4. Results and Discussion

In this experiment, we studied 22 batches of CRPV (12 kinds of GQP and 10 kinds of SHQP) based on their powder color, microscopic cells, FT-IR analysis, and composition analysis. The color of SHQP powder was comparatively brighter, with the color of GQP and SHQP being comparatively redder and yellower, respectively. The microscopic characteristic cells of GQP mainly comprised calcium oxalate crystallization, epidermal cells of the pulp capsule, and hesperidin crystal, while those of SHQP mainly comprised tracheal, calcium oxalate crystallization, exocarp, mesocarp parenchyma, hesperidin crystal, and stoma. FT-IR analysis showed that SHQP had a higher content of carboxylic acids and its esters than GQP, whereas GQP had a higher content of polysaccharides than SHQP.
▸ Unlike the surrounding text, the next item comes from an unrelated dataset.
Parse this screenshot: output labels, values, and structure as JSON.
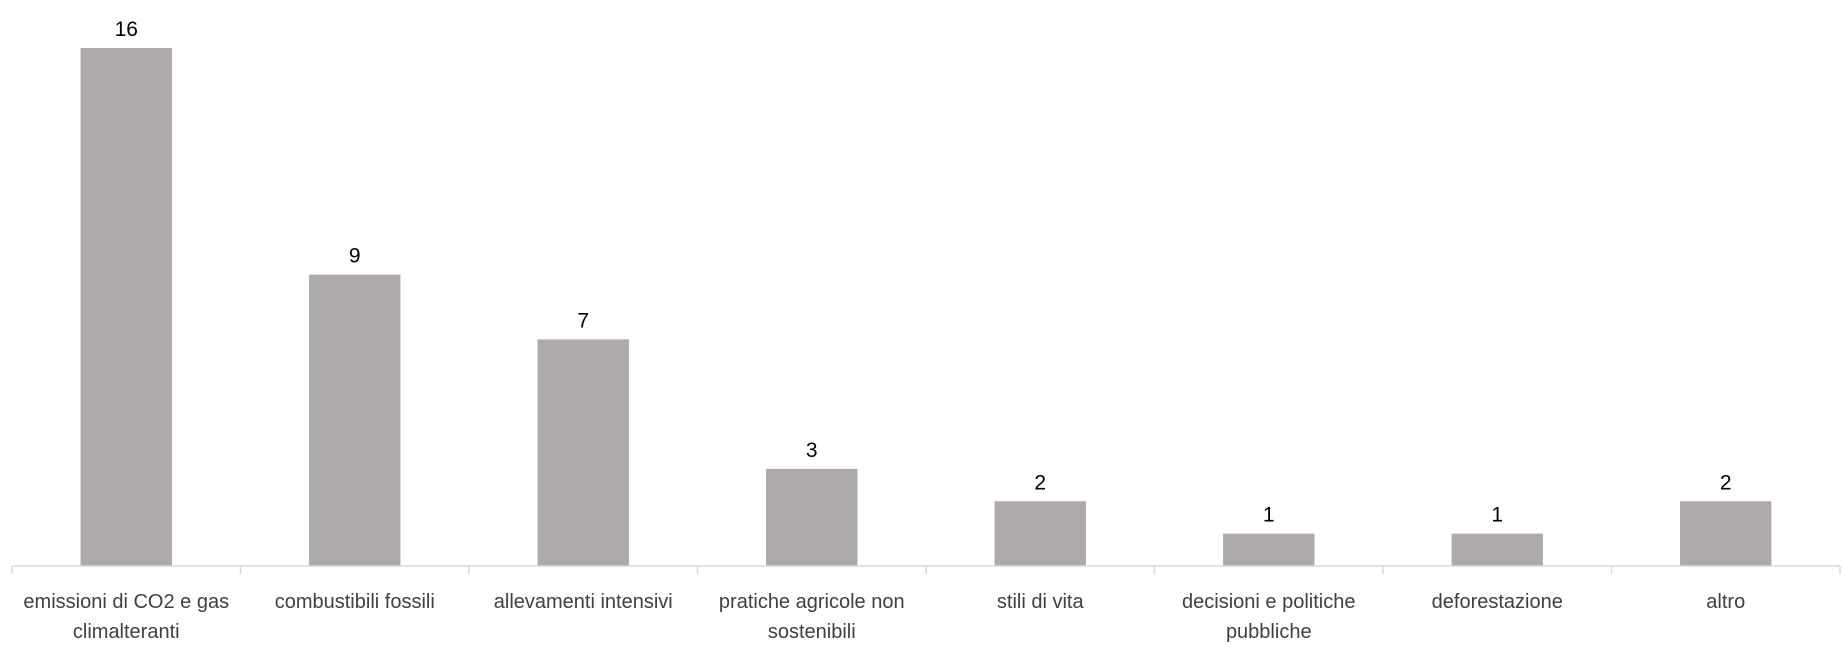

We detected 44 main components using the UHPLC-Q-Exactive Orbitrap-MS. Among them, the flavanone aglycones, naringenin and hesperetin, were the unique components of GQP. Naringenin can reduce the phosphorylation of STAT3 in the hypothalamus by regulating adipocytokines, to achieve weight loss in obese rats and treat hypertension [42]. In vitro and in vivo experiments have confirmed that naringenin can reduce hepatic lipid accumulation and attenuate the inflammation in mice by downregulating the expression of the NLRP3 /NF-κB signaling pathway both in Kupffer cells and hepatocytes [43]. Moreover, it can also decrease urea, creatine, and uric acid levels, thereby protecting against rat liver and kidney damage [44]. Hesperetin reportedly has both neuroprotective and memory-improving effects, and it works by reducing both the inflammatory mediators’ expression and neuronal apoptosis [45,46].
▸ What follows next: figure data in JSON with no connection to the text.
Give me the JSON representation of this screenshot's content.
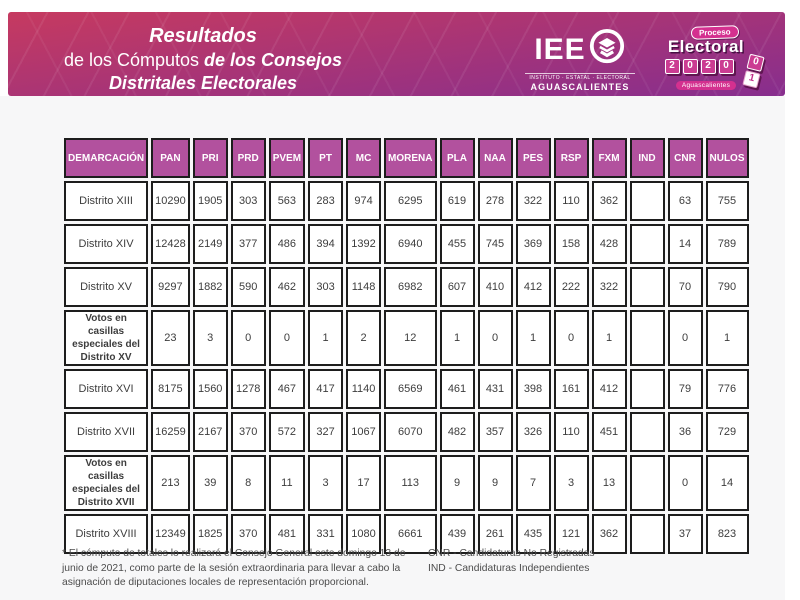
{
  "banner": {
    "title_line1": "Resultados",
    "title_line2_regular": "de los Cómputos ",
    "title_line2_bold": "de los Consejos",
    "title_line3": "Distritales Electorales",
    "gradient_top": "#c63a60",
    "gradient_bottom": "#872e8e"
  },
  "logos": {
    "iee": {
      "acronym": "IEE",
      "subtitle": "INSTITUTO · ESTATAL · ELECTORAL",
      "location": "AGUASCALIENTES"
    },
    "proceso": {
      "line1": "Proceso",
      "line2": "Electoral",
      "year_digits": [
        "2",
        "0",
        "2",
        "0"
      ],
      "side_digits": [
        "0",
        "1"
      ],
      "location": "Aguascalientes",
      "accent_color": "#d4308f"
    }
  },
  "table": {
    "header_bg": "#b2519e",
    "columns": [
      "DEMARCACIÓN",
      "PAN",
      "PRI",
      "PRD",
      "PVEM",
      "PT",
      "MC",
      "MORENA",
      "PLA",
      "NAA",
      "PES",
      "RSP",
      "FXM",
      "IND",
      "CNR",
      "NULOS"
    ],
    "rows": [
      {
        "label": "Distrito XIII",
        "bold": false,
        "values": [
          "10290",
          "1905",
          "303",
          "563",
          "283",
          "974",
          "6295",
          "619",
          "278",
          "322",
          "110",
          "362",
          "",
          "63",
          "755"
        ]
      },
      {
        "label": "Distrito XIV",
        "bold": false,
        "values": [
          "12428",
          "2149",
          "377",
          "486",
          "394",
          "1392",
          "6940",
          "455",
          "745",
          "369",
          "158",
          "428",
          "",
          "14",
          "789"
        ]
      },
      {
        "label": "Distrito XV",
        "bold": false,
        "values": [
          "9297",
          "1882",
          "590",
          "462",
          "303",
          "1148",
          "6982",
          "607",
          "410",
          "412",
          "222",
          "322",
          "",
          "70",
          "790"
        ]
      },
      {
        "label": "Votos en casillas especiales del Distrito XV",
        "bold": true,
        "values": [
          "23",
          "3",
          "0",
          "0",
          "1",
          "2",
          "12",
          "1",
          "0",
          "1",
          "0",
          "1",
          "",
          "0",
          "1"
        ]
      },
      {
        "label": "Distrito XVI",
        "bold": false,
        "values": [
          "8175",
          "1560",
          "1278",
          "467",
          "417",
          "1140",
          "6569",
          "461",
          "431",
          "398",
          "161",
          "412",
          "",
          "79",
          "776"
        ]
      },
      {
        "label": "Distrito XVII",
        "bold": false,
        "values": [
          "16259",
          "2167",
          "370",
          "572",
          "327",
          "1067",
          "6070",
          "482",
          "357",
          "326",
          "110",
          "451",
          "",
          "36",
          "729"
        ]
      },
      {
        "label": "Votos en casillas especiales del Distrito XVII",
        "bold": true,
        "values": [
          "213",
          "39",
          "8",
          "11",
          "3",
          "17",
          "113",
          "9",
          "9",
          "7",
          "3",
          "13",
          "",
          "0",
          "14"
        ]
      },
      {
        "label": "Distrito XVIII",
        "bold": false,
        "values": [
          "12349",
          "1825",
          "370",
          "481",
          "331",
          "1080",
          "6661",
          "439",
          "261",
          "435",
          "121",
          "362",
          "",
          "37",
          "823"
        ]
      }
    ]
  },
  "footnotes": {
    "left": "* El cómputo de totales lo realizará el Consejo General este domingo 13 de junio de 2021, como parte de la sesión extraordinaria para llevar a cabo la asignación de diputaciones locales de representación proporcional.",
    "right_line1": "CNR - Candidaturas No Registradas",
    "right_line2": "IND - Candidaturas Independientes"
  }
}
Luteolin-6-C-glucoside, orientin, rhoifolin, and pilloin were unique components in SHQP. Previous literature has shown that orientin exhibits antibacterial effects and can inhibit the growth of Staphylococcus aureus [47]. Although both rhoifolin and pillion have shown anti-inflammatory effects, their mechanisms are different. Rhoifolin inhibits the secretion of inflammatory factors and inhibits the expression of IKKβ and IκBα in the NF-κB signaling pathway [48,49]. Additionally, it can repair liver and kidney damage in mice with acute inflammation, treat rheumatoid arthritis, and exert anti-pancreatic cancer effects [50]. Pilloin inhibits the production of inflammatory molecules in macrophages and downregulates inflammatory cytokines, thus showing good anti-inflammatory activity both in vitro and in vivo [51]. However, we found no pharmacological studies related to luteolin-6-C-glucoside.
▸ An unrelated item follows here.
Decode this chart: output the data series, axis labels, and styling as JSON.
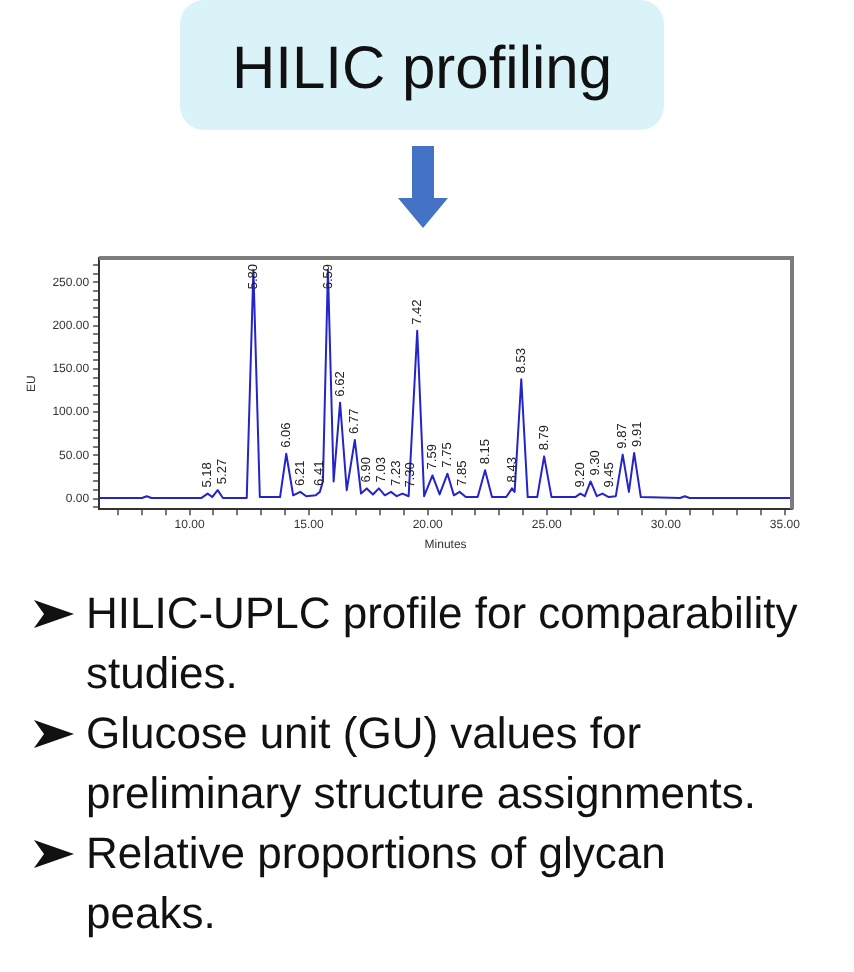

GQP has been reported to be mainly used for breaking Qi and resolving stagnation, while SHQP is mainly used for regulating both the liver and Qi [28]. The above studies prove that the pharmacological activities and action mechanisms of the different components in both GQP and SHQP are different. These may be the reasons for the differences in the clinical efficacy of GQP and SHQP. This research can provide a reference for the establishment of different grade standards of CRPV or establish identification methods for Chinese patent medicines with different CRPV as raw materials, while also helping with their clinical development as a precision medicine. More studies on the pharmacological efficacy should be carried out in the future, thus helping to formulate more reasonable quality standards for CRPV and guide its clinical use as a precision drug.